Patients with a decreased absorption of nutrients from the small intestine usually have an underlying disease that leads to a predominant reduction in lipids. When a reduction in protein-only or protein-calorie nutrients (carbohydrates, fats) occurs, the clinical manifestations of weight loss are similar to those described above. Malabsorption of any nutrient may result from defects in the luminal, mucosal, or secretory phases of food absorption. For example, predominant fat malabsorption may be due to decreased lipolysis and micellar formation (luminal phase), decreased esterification and chylomicron formation (mucosal phase), and/or decreased lipoprotein secretion and lymphatic transport (secretory phase). The clinical manifestation of these defects usually includes steatorrhea in which the stool may contain unabsorbed dietary fatty acids, bile acids, or both. Patients often complain of an excessively large quantity or sticky stools. Unabsorbed fatty acids in the colon are converted by the intestinal bacteria to hydroxy fatty acids that stimulate excessive electrolyte and fluid secretion. The result is diarrhea, poor skin turgor, and hypotension, often with a concomitant loss of bicarbonate with metabolic acidosis and compensatory hyperpnea. Other clinical manifestations may result from a loss of the lipid-soluble vitamins (A, D, E, and K) as well as B12 and folate. These patients may have dermatitis, osteopenia, bleeding, anemia, and peripheral neuropathy. Other major nutrient losses, such as carbohydrates, may occur with a conversion in the colon to osmotically active fatty acids and resultant diarrhea. Protein losses in this setting produce the same clinical characteristics as seen in protein-only malnutrition.

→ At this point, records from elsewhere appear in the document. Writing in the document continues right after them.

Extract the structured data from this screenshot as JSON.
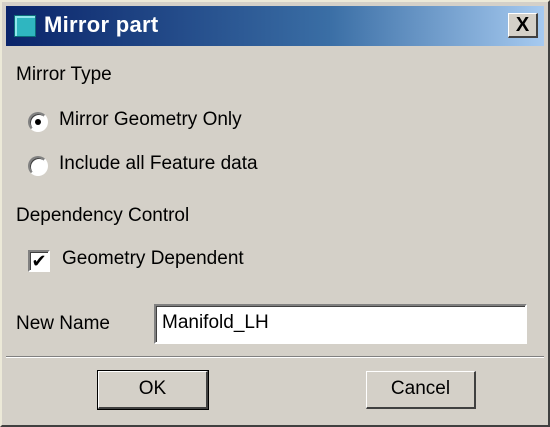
{
  "window": {
    "title": "Mirror part",
    "close_label": "X"
  },
  "mirror_type": {
    "label": "Mirror Type",
    "options": [
      {
        "label": "Mirror Geometry Only",
        "selected": true
      },
      {
        "label": "Include all Feature data",
        "selected": false
      }
    ]
  },
  "dependency": {
    "label": "Dependency Control",
    "checkbox_label": "Geometry Dependent",
    "checked": true,
    "check_glyph": "✔"
  },
  "new_name": {
    "label": "New Name",
    "value": "Manifold_LH"
  },
  "buttons": {
    "ok": "OK",
    "cancel": "Cancel"
  },
  "colors": {
    "title_bar": "#0a246a",
    "dialog_bg": "#d4d0c8",
    "icon": "#2fb6c0"
  }
}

Weight Loss: Increased Metabolic Requirements

Patients with increased metabolic requirements may need a large calorie expenditure due to the demands of increased motor activity, increased metabolic rate, or both. The molecular mechanisms responsible for the associated weight loss are not well understood, but are probably due to a variety of hormone effects on multiple metabolic pathways. For example, thyroid hormone increases tissue sodium-potassium adenosine triphosphatase (ATPase) activity resulting in an excess synthesis of ATPase and concomitant loss of heat energy. Thyroid hormone also increases beta-adrenergic receptor sensitivity to catecholamines. Since metabolic regulation is also under neural control, an activation of the sympathetic nervous system results in increased circulating levels of catecholamines and glucagon and impaired insulin secretion. The clinical signs of catecholamine excess, while self-protective acutely, may chronically become self-destructive with diaphoresis, tachycardia, and hypertension. Some patients also develop diarrhea and lose nutrients in the stool.

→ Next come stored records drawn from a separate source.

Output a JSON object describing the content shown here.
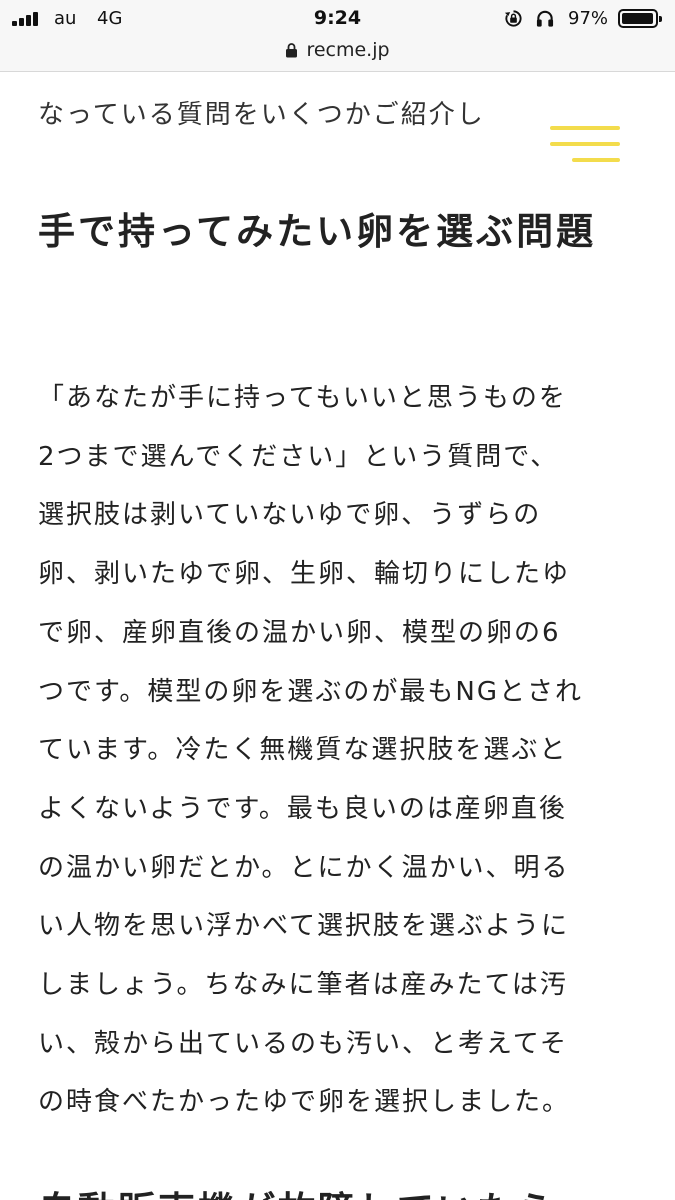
{
  "status_bar": {
    "carrier": "au",
    "network": "4G",
    "time": "9:24",
    "battery_percent": "97%",
    "battery_level": 0.97,
    "icons": [
      "signal-icon",
      "rotation-lock-icon",
      "headphones-icon",
      "battery-icon"
    ]
  },
  "browser": {
    "url": "recme.jp",
    "icons": [
      "lock-icon"
    ]
  },
  "article": {
    "intro_fragment": "なっている質問をいくつかご紹介し",
    "heading": "手で持ってみたい卵を選ぶ問題",
    "body_lines": [
      "「あなたが手に持ってもいいと思うものを",
      "2つまで選んでください」という質問で、",
      "選択肢は剥いていないゆで卵、うずらの",
      "卵、剥いたゆで卵、生卵、輪切りにしたゆ",
      "で卵、産卵直後の温かい卵、模型の卵の6",
      "つです。模型の卵を選ぶのが最もNGとされ",
      "ています。冷たく無機質な選択肢を選ぶと",
      "よくないようです。最も良いのは産卵直後",
      "の温かい卵だとか。とにかく温かい、明る",
      "い人物を思い浮かべて選択肢を選ぶように",
      "しましょう。ちなみに筆者は産みたては汚",
      "い、殻から出ているのも汚い、と考えてそ",
      "の時食べたかったゆで卵を選択しました。"
    ],
    "next_heading_partial": "自動販売機が故障していたら"
  },
  "colors": {
    "menu_accent": "#f3dc4c",
    "text": "#222222",
    "bar_background": "#f7f7f7"
  }
}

Weight Loss: Increased Loss of Nutrients

Patients with an increased loss of nutrients may present a clinical picture characteristic of the particular nutrient deficiency. For example, loss of blood or urinary loss of proteins may result in those signs described for decreased intake and protein-only losses. Losses of electrolytes and calories from diarrhea may result in the signs described under malabsorption. In many diseases, multiple mechanisms are operative; therefore, the symptoms, signs, and laboratory parameters must be synthesized carefully.

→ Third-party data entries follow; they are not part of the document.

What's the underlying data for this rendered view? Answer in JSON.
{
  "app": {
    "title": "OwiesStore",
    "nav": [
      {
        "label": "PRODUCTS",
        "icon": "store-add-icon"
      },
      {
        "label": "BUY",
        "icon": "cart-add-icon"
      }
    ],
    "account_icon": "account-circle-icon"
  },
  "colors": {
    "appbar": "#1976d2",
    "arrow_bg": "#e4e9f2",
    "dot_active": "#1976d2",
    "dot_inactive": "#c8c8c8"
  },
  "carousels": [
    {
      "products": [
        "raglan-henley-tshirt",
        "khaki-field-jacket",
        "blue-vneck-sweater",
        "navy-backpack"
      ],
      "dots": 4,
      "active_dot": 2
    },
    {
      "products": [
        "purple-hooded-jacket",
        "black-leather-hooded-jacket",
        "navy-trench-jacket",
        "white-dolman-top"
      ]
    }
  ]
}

Weight Gain: Increased Intake

The patient with weight gain is unlikely to have an underlying organic disease. If a disease is present, the clinical characteristics usually result from two mechanisms: increased intake and/or decreased output (i.e., fluid retention). Patients with increased intake usually manifest physical signs similar to primary (exogenous) obesity. Metabolic changes may include hyperinsulinemia, reduction in fat and muscle cell sensitivity to insulin (decreased receptors), decreased glucose tolerance, and an increase in glucocorticoid production and metabolism. Overall physical signs tend to relate to the premorbid condition. For example, patients who have been previously underweight or normal weight or have adult-onset obesity generally add mass in the central regions such as the trunk, whereas patients who have had lifelong obesity tend to have peripheral as well as central adiposity. Exceptions to this finding occur in the central obesity of Cushing's syndrome or when superimposed fluid retention occurs in the extremities.

Weight Gain: Decreased Output (Fluid Retention)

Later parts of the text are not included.